The Farce is strong with this one.
By and large, I enjoy the portable versions of Star Wars games. Granted, I may be biased, judging by the electronic R2-D2 that sits in the corner of my room (just next to the Yoda cut-out). Yet ever since the Game Boy Star Wars games, I have felt that the handheld renditions of Star Wars were crafted well - and yes, I enjoyed Star Wars Episode II: The New Droid Army. Star Wars the Force Unleashed II, however, is the video game equivalent of Jar Jar Binks.
In his review of the Wii version of Force Unleashed II, Neal Ronaghan noted that the game was crippled by poor controls, weak storytelling, and pervasive monotony. The DS version manages to bring all the flaws of its console big brother onto the portable system, without having to shrink them down to size. In fact, with the exclusion of the Wii version's multiplayer, the game loses what Neal described as its only saving grace.
The DS version is a side-scrolling beat-'em-up with very simplistic puzzle elements. The player is given several force powers, each of which corresponds to a unique color. When the player sees an object highlighted in one of these colors, the corresponding force power must be used on that object to solve the puzzle. This portion of the game can hardly be considered puzzling, unless of course the player is color blind.
The game tries to pad out its extremely brief storyline with some poorly implemented cut scenes. These are told in comic-book fashion, with occasional four-second 3D clips thrown into the mix. I cannot stress how poorly these are presented; at one point I laughed out loud as the only difference between frames was a character's head abruptly rotating a full 90 degrees.
To accompany the shoddy visual presentation is audio that always sounds as if it is coming through a walkie-talkie. The story never quite makes sense, either, which is strange because the game could have really used some padding for its several-hour long campaign. Most cut scenes feel rushed, and a good deal of the characters are simply never introduced properly.

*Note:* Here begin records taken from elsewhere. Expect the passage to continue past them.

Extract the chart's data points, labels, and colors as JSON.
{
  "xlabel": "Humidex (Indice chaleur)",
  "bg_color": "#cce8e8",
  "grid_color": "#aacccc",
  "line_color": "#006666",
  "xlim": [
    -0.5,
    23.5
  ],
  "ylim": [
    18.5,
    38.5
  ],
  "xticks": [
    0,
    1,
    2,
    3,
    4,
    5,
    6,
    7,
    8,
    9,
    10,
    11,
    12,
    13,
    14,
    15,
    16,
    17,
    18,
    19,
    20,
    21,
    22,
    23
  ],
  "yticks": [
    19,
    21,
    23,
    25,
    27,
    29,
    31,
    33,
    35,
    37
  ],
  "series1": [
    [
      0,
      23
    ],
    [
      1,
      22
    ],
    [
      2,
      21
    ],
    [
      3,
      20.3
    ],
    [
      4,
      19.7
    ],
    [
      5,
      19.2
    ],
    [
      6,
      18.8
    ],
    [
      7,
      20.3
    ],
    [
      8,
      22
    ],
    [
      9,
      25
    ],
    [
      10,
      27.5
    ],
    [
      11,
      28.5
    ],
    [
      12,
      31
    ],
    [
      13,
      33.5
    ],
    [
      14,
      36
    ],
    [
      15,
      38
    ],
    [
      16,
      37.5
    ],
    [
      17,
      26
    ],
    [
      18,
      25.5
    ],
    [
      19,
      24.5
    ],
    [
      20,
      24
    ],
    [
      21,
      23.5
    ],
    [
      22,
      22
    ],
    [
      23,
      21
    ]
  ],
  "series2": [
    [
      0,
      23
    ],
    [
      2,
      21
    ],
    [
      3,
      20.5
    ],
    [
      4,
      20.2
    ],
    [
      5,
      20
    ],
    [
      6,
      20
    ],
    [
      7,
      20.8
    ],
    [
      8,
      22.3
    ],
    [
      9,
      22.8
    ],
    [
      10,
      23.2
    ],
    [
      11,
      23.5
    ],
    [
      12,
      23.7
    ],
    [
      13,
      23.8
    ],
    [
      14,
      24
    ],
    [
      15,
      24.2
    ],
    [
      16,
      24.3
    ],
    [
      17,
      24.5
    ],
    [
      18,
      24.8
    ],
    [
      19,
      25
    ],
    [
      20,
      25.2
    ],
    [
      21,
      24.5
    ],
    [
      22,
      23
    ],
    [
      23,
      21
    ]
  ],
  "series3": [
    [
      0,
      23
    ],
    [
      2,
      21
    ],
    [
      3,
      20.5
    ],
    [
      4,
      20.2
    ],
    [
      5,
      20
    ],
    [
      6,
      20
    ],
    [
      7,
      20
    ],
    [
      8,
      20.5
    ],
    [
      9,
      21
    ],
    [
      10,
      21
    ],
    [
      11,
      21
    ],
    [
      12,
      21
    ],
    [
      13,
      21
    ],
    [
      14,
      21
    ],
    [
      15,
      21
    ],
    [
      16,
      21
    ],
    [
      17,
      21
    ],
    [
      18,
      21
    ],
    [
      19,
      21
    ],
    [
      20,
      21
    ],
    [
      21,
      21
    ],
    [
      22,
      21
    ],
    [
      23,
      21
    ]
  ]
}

With both puzzles and story out of the picture, the player is left only with the game's combat, of which there is plenty. In fact, most of the player's time with Force Unleashed II will be spent swiping madly at the screen, or tapping furiously to spam force powers. The enemies are often dumb and have very little variation, meaning that the same winning strategies can be used ad nauseam. The game has little in terms of combos, which is unsurprising considering its limited controls.
All interaction with the game is handled via the d-pad, or the touch screen. Movement, jumping, and dashing are all mapped to the d-pad, and all attacks are done with the stylus. Because the touch screen is so heavily implemented, players lose access to the system's extra buttons and are forced to hold the DS in a claw-like position. This means that after playing through the blessedly brief storyline, your hands will hurt. Much like the recent Donkey Kong Country Returns, the choice to use a system's unique interface in favor of a more logical button option does not benefit Force Unleashed II.
Early on in the game, I reached an escape segment during which I repeatedly died because of the fact that running and jumping were both mapped to the d-pad. A bit after that, I reached a segment during which I died simply because the game would not register my input on the touch screen during a boss battle.
Force Unleashed II on DS then, is a short-lived side-scrolling beat-'em-up with poor presentation, miserable controls, repetitive combat, and a confusing story. The game did have one genuinely cool moment, where the player gets to fight a gigantic boss in a rather enjoyable battle, but that was the only highlight for me. Even Star Wars fans should avoid this outing, lest their hearts and hands be broken as mine were.